The findings come from The Censorship Network: Regulation and Repression in Germany Today, a detailed investigation by Liber-net, a digital civil liberties group that monitors speech restrictions and information control initiatives across Europe.
The report describes a sprawling alliance of ministries, publicly funded “fact-checkers,” academic consortia, and non-profit groups that now work together to regulate online communication.
It started as a handful of “anti-hate” programs and has evolved into a broad state-financed system of “content controls,” supported by both domestic and foreign grants.
Liber-net’s accompanying databases and map document more than 330 organizations and over 420 separate grants, rating each on a one-to-five scale according to its level of direct censorship involvement.
Between 2020 and 2021, public funding for these initiatives tripled, and by 2023 it had doubled again.

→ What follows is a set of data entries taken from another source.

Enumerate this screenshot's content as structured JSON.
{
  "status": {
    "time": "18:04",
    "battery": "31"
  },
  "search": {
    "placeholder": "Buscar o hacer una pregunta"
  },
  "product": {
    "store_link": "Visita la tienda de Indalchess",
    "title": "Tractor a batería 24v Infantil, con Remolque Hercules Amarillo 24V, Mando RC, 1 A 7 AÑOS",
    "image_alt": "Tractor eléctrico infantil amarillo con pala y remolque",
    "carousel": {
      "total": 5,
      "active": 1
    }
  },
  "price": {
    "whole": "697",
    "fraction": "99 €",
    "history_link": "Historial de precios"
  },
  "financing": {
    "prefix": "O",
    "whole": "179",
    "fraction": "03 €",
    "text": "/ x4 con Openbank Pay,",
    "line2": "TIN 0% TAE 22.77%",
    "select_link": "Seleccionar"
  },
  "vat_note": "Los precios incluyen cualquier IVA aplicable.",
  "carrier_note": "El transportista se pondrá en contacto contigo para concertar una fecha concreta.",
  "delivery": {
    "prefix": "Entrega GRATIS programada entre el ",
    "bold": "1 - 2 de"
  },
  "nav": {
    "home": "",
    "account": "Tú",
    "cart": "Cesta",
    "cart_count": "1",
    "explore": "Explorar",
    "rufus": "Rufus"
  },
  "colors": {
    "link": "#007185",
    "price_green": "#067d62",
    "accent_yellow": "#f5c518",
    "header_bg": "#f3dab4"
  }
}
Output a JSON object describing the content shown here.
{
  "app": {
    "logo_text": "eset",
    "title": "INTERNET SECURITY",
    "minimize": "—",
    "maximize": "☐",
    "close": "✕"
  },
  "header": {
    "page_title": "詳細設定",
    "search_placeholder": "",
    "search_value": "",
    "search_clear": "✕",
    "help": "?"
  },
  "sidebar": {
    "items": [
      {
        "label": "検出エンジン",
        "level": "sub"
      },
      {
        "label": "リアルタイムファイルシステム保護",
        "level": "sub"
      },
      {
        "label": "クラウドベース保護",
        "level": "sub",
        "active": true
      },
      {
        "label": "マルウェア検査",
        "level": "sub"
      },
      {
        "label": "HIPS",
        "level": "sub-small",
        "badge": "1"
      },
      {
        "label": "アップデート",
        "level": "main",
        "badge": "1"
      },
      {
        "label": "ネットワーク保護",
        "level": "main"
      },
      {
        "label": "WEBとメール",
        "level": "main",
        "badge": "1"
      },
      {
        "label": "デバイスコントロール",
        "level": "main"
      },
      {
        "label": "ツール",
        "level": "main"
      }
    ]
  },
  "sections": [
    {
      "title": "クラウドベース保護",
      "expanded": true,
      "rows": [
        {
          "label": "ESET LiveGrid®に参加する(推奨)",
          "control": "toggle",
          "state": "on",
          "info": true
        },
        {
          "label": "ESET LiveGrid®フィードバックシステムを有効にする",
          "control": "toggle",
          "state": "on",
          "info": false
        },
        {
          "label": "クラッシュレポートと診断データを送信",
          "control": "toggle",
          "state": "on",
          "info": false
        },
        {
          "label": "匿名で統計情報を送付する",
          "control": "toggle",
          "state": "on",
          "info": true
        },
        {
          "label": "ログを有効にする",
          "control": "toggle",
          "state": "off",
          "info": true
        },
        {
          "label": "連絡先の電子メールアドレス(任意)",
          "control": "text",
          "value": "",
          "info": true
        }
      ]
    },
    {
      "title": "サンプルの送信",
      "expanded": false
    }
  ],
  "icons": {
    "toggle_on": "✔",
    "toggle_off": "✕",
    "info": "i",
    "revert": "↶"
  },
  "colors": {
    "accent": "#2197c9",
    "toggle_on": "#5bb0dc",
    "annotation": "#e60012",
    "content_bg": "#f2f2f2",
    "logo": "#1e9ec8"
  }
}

The Federal Ministry for Education and Research (BMBF) has been the leading funder, responsible for more than €56 million in allocations since 2017.
Much of this money has gone to the RUBIN consortium, a research group developing artificial intelligence tools designed to identify and filter “disinformation.”
Liber-net notes that these systems, while presented as safeguards against falsehoods, also concentrate control over what qualifies as legitimate speech.
Foreign contributions have further reinforced this system. The European Union has provided roughly €30 million since 2018, including €4 million for Deutsche Welle’s Media Fit program, which counters online narratives related to the Russia-Ukraine war.
The United States government has contributed about $400,000 to fourteen German organizations during the same period. These combined investments reveal a coordinated transatlantic interest in shaping the online information landscape.
The financial expansion has been matched by a more aggressive enforcement effort within Germany.
In June 2025, police executed around 170 raids targeting individuals accused of online “hate speech.” Earlier raids reported by CBS in February focused on similar allegations.
One of the most publicized cases involved David Bendels, editor-in-chief of Deutschland Kurier, a publication affiliated with the AfD. Bendels received a seven-month suspended sentence for posting a meme on X that showed Interior Minister Nancy Faeser holding a sign reading “I hate freedom of expression.”
The legal foundation for these operations is the Network Enforcement Act (NetzDG), which requires social media platforms to remove illegal or offensive content within strict deadlines.
Originally framed as a tool to combat extremism, the law has drawn opposition from parties across the spectrum, including the Left Party, the Free Democrats, the Greens, and the AfD.
They argue that it undermines open debate and gives private corporations excessive authority over what can be published online.
Liber-net’s research positions Germany as a key actor in Europe’s expanding structure of information control.
Liber-net concludes that Germany’s speech regulation framework has moved beyond addressing harmful content and now functions as a managed system for policing public discourse.
With significant funding, cross-border backing, and little transparency, the country’s “content control” network demonstrates how easily censorship can be institutionalized under the language of safety and social responsibility.